A simple pendulum consists of a small sphere of mass `m` suspended by a thread of length `l`. the sphere carries a positive charge `q`. The pendulum is placed in a uniform electric field of strength `E` directed vertically upwards. With what period will the pendulum oscillate if the electrostatic force acting on the sphere is less than the gravitational force?
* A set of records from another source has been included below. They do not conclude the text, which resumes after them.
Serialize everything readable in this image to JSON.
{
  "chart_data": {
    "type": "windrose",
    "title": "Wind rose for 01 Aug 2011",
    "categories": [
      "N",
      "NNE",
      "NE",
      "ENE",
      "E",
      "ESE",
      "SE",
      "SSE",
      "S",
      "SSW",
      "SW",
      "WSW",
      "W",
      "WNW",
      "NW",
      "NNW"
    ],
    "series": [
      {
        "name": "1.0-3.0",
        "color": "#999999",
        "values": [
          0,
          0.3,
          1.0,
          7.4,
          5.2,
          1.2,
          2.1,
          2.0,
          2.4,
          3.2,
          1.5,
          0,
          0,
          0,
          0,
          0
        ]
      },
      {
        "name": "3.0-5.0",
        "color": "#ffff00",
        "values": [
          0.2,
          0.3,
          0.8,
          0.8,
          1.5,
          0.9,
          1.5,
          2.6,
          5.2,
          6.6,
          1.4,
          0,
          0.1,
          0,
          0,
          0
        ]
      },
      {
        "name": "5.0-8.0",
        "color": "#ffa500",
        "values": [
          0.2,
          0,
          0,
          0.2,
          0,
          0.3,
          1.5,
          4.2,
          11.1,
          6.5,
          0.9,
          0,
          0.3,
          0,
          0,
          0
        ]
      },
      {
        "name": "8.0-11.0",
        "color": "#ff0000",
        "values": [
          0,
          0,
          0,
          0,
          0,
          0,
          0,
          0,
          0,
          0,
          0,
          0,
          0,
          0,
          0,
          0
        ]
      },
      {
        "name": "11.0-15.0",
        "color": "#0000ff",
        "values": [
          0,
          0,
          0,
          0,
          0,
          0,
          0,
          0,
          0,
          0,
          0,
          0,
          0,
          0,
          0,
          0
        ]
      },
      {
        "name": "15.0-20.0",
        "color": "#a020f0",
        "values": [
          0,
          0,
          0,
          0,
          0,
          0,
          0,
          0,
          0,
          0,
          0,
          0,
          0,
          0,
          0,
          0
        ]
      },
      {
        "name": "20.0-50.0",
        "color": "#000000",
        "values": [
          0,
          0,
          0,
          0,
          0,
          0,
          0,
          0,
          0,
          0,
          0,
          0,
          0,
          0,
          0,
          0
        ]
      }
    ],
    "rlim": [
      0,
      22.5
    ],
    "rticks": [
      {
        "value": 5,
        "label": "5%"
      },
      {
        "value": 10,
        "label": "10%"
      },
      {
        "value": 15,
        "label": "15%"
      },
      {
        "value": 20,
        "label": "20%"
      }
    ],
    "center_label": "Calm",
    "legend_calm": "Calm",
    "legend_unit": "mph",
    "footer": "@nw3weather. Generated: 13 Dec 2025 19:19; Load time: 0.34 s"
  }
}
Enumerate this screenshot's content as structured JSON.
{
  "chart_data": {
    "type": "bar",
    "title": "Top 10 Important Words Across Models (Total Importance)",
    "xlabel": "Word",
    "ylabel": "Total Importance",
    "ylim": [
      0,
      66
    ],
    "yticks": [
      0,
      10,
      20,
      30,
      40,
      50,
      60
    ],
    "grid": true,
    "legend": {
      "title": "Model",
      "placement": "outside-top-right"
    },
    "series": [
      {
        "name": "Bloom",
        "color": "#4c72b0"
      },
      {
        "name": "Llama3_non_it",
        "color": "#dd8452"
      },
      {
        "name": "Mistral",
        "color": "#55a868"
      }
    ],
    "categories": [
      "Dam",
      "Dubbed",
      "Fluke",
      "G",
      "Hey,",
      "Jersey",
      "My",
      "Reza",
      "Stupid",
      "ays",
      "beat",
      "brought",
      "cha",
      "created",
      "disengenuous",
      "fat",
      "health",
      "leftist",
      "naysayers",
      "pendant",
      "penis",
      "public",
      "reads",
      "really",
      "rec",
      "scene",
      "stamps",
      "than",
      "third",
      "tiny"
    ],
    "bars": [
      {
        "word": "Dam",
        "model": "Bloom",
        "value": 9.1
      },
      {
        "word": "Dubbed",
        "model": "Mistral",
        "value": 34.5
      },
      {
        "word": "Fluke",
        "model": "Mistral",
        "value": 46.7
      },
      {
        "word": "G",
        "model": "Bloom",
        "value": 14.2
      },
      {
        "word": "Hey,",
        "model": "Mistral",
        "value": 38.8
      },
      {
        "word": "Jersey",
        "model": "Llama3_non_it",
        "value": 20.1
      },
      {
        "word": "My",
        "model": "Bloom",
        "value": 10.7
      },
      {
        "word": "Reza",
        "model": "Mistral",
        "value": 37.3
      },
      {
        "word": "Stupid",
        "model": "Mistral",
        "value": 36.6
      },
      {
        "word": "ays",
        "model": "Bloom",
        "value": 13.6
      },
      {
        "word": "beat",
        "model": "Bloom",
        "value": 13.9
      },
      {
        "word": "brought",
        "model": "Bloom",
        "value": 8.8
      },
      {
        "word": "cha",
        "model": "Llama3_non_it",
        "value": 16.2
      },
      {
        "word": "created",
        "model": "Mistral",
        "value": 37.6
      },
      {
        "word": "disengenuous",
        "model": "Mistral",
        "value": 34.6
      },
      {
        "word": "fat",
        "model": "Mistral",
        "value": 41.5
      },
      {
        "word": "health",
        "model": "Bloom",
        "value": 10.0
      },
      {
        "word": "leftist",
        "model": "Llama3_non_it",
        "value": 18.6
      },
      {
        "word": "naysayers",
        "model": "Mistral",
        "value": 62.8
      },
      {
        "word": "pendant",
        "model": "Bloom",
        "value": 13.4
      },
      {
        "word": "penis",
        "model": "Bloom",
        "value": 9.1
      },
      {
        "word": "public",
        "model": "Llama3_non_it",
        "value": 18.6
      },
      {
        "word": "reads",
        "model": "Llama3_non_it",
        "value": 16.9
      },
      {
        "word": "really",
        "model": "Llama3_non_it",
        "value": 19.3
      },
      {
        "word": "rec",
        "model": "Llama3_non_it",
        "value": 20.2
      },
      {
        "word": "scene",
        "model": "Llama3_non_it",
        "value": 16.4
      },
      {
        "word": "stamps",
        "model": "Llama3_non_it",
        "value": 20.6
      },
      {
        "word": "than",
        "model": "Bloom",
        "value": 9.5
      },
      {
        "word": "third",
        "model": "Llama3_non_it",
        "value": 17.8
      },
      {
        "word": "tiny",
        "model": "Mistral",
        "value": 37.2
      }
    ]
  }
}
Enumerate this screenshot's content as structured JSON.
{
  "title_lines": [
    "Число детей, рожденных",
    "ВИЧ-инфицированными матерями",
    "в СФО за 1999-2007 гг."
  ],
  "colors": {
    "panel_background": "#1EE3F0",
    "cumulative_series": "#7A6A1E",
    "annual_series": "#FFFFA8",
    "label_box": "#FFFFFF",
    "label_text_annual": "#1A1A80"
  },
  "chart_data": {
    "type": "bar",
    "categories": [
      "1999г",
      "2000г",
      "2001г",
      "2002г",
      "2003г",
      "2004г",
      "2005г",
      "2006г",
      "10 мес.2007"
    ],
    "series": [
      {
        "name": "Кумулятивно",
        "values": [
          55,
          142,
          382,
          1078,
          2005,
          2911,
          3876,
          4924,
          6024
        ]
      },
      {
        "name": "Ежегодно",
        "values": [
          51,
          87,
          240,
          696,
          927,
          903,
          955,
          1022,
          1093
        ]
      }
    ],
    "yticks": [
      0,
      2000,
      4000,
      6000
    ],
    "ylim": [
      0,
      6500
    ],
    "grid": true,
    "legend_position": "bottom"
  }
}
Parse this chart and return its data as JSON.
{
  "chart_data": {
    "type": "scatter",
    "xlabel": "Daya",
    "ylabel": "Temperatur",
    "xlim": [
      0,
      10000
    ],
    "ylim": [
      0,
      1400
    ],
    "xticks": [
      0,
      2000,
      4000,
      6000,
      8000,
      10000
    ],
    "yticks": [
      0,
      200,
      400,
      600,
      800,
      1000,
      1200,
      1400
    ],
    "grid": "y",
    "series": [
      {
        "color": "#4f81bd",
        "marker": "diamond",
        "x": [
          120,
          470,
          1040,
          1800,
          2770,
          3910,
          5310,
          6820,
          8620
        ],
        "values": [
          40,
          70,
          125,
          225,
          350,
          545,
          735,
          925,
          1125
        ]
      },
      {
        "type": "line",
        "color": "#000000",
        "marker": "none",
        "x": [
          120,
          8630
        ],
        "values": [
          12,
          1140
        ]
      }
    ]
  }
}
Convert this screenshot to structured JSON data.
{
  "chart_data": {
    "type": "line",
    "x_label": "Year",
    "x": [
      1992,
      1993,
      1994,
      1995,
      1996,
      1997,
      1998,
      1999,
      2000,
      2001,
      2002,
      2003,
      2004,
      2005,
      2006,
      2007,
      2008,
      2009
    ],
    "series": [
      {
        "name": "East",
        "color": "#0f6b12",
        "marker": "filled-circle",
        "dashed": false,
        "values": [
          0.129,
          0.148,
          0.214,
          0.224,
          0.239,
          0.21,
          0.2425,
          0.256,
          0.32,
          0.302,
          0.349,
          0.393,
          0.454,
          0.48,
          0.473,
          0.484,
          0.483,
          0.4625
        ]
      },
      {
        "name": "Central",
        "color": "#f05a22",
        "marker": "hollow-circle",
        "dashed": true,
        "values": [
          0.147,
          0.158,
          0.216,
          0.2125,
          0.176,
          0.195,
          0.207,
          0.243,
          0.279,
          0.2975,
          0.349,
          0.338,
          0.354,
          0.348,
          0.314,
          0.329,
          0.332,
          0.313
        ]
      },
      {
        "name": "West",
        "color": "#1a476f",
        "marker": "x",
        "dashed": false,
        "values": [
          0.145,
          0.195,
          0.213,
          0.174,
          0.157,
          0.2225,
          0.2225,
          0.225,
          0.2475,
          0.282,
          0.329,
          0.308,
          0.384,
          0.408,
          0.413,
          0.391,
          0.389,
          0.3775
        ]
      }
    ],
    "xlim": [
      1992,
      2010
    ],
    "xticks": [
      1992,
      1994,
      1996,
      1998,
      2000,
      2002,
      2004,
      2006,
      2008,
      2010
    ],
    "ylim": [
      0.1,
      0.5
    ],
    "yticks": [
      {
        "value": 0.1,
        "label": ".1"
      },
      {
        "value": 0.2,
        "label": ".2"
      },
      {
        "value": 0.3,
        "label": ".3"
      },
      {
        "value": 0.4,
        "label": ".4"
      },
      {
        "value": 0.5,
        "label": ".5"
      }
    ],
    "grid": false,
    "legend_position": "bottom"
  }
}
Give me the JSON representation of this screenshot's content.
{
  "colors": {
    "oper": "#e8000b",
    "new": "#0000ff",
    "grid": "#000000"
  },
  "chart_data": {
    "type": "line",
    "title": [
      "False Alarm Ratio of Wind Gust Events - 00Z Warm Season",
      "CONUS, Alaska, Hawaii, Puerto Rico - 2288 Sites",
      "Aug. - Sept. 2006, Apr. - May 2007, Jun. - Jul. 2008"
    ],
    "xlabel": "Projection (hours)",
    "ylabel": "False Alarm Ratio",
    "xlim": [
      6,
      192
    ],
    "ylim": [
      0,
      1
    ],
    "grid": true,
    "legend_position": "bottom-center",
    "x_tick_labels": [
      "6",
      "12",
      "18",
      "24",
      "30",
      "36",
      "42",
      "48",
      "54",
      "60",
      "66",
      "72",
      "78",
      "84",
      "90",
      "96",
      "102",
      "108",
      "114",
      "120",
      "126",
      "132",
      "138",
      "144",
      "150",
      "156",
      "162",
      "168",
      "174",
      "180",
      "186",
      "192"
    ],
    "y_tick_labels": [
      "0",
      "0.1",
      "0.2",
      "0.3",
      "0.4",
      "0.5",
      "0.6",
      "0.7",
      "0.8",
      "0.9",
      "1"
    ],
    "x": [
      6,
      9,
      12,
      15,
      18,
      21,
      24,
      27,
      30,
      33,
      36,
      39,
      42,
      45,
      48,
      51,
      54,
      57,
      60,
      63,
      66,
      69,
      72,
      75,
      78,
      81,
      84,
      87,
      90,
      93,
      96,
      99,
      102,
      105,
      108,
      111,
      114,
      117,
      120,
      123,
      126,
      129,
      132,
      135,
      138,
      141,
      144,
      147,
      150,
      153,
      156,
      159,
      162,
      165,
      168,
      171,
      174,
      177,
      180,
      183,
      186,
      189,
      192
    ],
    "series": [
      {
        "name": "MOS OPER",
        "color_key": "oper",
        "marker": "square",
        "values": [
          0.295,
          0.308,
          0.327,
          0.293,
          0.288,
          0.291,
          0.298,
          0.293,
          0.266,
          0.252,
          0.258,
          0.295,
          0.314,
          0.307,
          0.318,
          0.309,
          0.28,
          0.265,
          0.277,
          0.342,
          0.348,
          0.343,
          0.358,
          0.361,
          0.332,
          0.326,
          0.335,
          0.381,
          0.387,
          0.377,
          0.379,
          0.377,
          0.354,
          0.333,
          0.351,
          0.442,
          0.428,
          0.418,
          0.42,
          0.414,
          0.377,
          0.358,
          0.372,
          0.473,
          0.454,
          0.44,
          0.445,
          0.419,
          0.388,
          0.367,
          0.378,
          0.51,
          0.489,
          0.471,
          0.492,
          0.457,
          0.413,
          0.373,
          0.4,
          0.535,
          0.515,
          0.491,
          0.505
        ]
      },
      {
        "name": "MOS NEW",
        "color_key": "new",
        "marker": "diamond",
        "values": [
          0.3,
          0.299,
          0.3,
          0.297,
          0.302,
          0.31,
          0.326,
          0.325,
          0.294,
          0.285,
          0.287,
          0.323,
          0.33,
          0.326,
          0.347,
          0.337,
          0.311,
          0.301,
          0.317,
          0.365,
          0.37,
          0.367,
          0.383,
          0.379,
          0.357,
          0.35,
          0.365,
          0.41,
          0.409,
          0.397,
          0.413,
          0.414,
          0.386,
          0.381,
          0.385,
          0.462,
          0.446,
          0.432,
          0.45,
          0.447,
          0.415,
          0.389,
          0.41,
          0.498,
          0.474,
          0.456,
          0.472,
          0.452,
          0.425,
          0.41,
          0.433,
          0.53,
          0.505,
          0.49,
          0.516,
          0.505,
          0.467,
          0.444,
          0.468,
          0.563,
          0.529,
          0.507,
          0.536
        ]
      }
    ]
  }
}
To find the period of a simple pendulum consisting of a charged sphere in a uniform electric field, we can follow these steps: ### Step-by-Step Solution: 1. **Identify Forces Acting on the Sphere**: - The gravitational force acting downwards is given by \( F_g = mg \), where \( m \) is the mass of the sphere and \( g \) is the acceleration due to gravity. - The electrostatic force acting upwards due to the electric field is given by \( F_e = qE \), where \( q \) is the charge on the sphere and \( E \) is the strength of the electric field. 2. **Determine the Net Force**: - Since the electrostatic force is less than the gravitational force, we can write the net force acting on the sphere as: \[ F_{\text{net}} = F_g - F_e = mg - qE \] 3. **Calculate Effective Acceleration**: - According to Newton's second law, the net force is also equal to the mass times the acceleration (\( F = ma \)). Thus, we can express the net force as: \[ ma = mg - qE \] - Dividing both sides by \( m \) gives us the effective acceleration: \[ a = g - \frac{qE}{m} \] - We denote this effective acceleration as \( g_{\text{effective}} \): \[ g_{\text{effective}} = g - \frac{qE}{m} \] 4. **Substitute into the Formula for Period**: - The period \( T \) of a simple pendulum is given by the formula: \[ T = 2\pi \sqrt{\frac{l}{g_{\text{effective}}}} \] - Substituting our expression for \( g_{\text{effective}} \): \[ T = 2\pi \sqrt{\frac{l}{g - \frac{qE}{m}}} \] 5. **Final Expression**: - Therefore, the period of the pendulum oscillating in the electric field is: \[ T = 2\pi \sqrt{\frac{l}{g - \frac{qE}{m}}} \]